Goldenberg compared the White House outreach to the way the Nixon administration worked to bolster security ties to Japan and Taiwan after opening relations with China, their main regional rival, in 1972.
But the Obama administration faces unique challenges.
The Saudis especially have been disappointed with Obama’s approach to the Middle East. They see themselves battling Iran in a sectarian war raging across Iraq, Yemen, Lebanon and Syria, and fear easing of the economic sanctions in a nuclear deal could reinvigorate Iran’s economy and make it even more of a regional threat.
Saudi officials have made clear that they don’t want a public battle with Washington, and on Monday issued cautious statements of support for the framework. “We hope there will be a deal based on the principles that the U.S. government has articulated to us,” Adel Jubeir, the Saudi ambassador to the United States, told reporters.
But privately, many Saudi officials say they are skeptical that the deal will stop Tehran from eventually developing nuclear weapons because the restrictions it would impose are not permanent.
“The regime will sit and wait for 10 or 15 years to pass and it will restore its nuclear activities legally and legitimately,” said Mustafa Alani, a security studies scholar at the Gulf Research Center in Dubai who is close to the kingdom’s rulers.
Such concerns have been expressed privately to the Obama administration through the region’s embassies, Alani said. The aim isn’t to torpedo an eventual agreement. “We believe a diplomatic solution is better than any other solution, military or more economic sanctions,” he said.

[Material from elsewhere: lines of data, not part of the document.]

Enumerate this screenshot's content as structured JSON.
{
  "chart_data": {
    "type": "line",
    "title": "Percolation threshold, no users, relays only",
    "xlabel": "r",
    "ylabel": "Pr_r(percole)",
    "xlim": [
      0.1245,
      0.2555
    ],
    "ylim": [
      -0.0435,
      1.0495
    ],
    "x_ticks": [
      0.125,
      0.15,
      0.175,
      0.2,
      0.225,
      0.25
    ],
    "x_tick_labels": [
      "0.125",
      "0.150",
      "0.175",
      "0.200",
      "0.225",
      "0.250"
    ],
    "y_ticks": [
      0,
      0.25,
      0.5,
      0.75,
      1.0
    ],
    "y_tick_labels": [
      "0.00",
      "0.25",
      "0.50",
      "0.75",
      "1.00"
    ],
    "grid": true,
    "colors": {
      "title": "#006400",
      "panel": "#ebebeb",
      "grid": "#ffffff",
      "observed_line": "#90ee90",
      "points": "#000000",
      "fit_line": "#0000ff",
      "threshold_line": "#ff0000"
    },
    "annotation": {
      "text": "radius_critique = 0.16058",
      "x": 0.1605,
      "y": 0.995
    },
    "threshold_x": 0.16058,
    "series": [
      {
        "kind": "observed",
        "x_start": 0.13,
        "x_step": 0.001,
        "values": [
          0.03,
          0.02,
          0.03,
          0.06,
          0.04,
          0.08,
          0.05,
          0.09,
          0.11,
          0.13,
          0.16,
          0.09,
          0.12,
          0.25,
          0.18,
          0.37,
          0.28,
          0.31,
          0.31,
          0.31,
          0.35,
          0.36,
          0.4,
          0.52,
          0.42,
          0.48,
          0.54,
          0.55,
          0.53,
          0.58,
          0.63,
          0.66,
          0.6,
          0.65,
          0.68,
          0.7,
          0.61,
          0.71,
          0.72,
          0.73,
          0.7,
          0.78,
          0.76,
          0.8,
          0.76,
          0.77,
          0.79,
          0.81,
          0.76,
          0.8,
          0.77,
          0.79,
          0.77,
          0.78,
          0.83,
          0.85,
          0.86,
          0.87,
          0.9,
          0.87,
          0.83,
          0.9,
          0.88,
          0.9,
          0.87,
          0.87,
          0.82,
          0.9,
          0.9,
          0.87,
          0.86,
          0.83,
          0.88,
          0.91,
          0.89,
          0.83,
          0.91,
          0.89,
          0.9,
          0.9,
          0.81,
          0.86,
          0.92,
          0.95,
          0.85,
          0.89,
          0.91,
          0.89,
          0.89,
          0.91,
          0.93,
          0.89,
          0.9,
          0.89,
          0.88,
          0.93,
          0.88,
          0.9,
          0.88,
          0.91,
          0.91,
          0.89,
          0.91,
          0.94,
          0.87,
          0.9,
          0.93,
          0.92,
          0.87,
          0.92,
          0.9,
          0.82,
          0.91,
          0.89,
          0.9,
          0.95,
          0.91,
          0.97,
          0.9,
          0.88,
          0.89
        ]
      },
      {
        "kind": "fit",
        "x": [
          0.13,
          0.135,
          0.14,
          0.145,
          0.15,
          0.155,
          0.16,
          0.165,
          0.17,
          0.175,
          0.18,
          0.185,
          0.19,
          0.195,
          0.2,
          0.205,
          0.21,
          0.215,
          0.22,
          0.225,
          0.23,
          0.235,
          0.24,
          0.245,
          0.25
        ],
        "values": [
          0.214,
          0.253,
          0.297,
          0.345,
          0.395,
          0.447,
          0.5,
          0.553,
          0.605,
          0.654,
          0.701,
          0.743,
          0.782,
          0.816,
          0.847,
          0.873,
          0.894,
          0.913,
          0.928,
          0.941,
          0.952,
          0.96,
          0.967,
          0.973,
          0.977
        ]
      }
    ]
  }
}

One challenge for the White House is whether it can expand a defense relationship that already is enormous. Bahrain is home to the U.S. Navy’s 5th Fleet, and the Pentagon keeps 35,000 troops, two aircraft carrier task forces, cyber warfare specialists, drone aircraft units and more in the region. The United States and Saudi Arabia are in the middle of a 20-year, $60-billion arms deal.
It’s also not clear that U.S. nuclear security commitments would be useful or welcomed by the gulf states.
The administration would have a hard time trying to get Congress, which has been skeptical about the U.S.-Saudi relationship, to enact a treaty that put a U.S. nuclear “umbrella” over Arab Sunni nations, as the United States has over Japan and South Korea.
Such agreements aim to deter nuclear attack by warning foes that the United States would retaliate with overwhelming force if an ally is attacked with a nuclear weapon.
The administration might try to adopt the policy by administrative action to end-run Congress. But the gulf states might not welcome a public statement to guarantee their safety. Because of domestic anger at the United States, these governments have long been leery of being too publicly aligned with Washington.
“They want an American security blanket, but without us having to shout about it,” said Simon Henderson, a Persian Gulf specialist at the Washington Institute for Near East Policy, a public policy group in Washington.
U.S. officials say they may try to persuade the Saudis to sign a so-called 1-2-3 agreement, which gives countries special U.S. help building a civilian nuclear power industry as long as they accept restrictions to prevent development of a nuclear weapons program. But analysts said the Saudis probably would not agree because, at least in theory, it would give them less freedom to pursue a nuclear program someday than the Iranians.
Another possible gesture would be to declare the gulf states “major non-NATO allies,” said Thomas Lippman, a Saudi specialist at the nonpartisan Middle East Institute in Washington. The designation, applied to close allies like Japan, Australia and Israel, provides special help in buying weapons and obtaining U.S. weapons.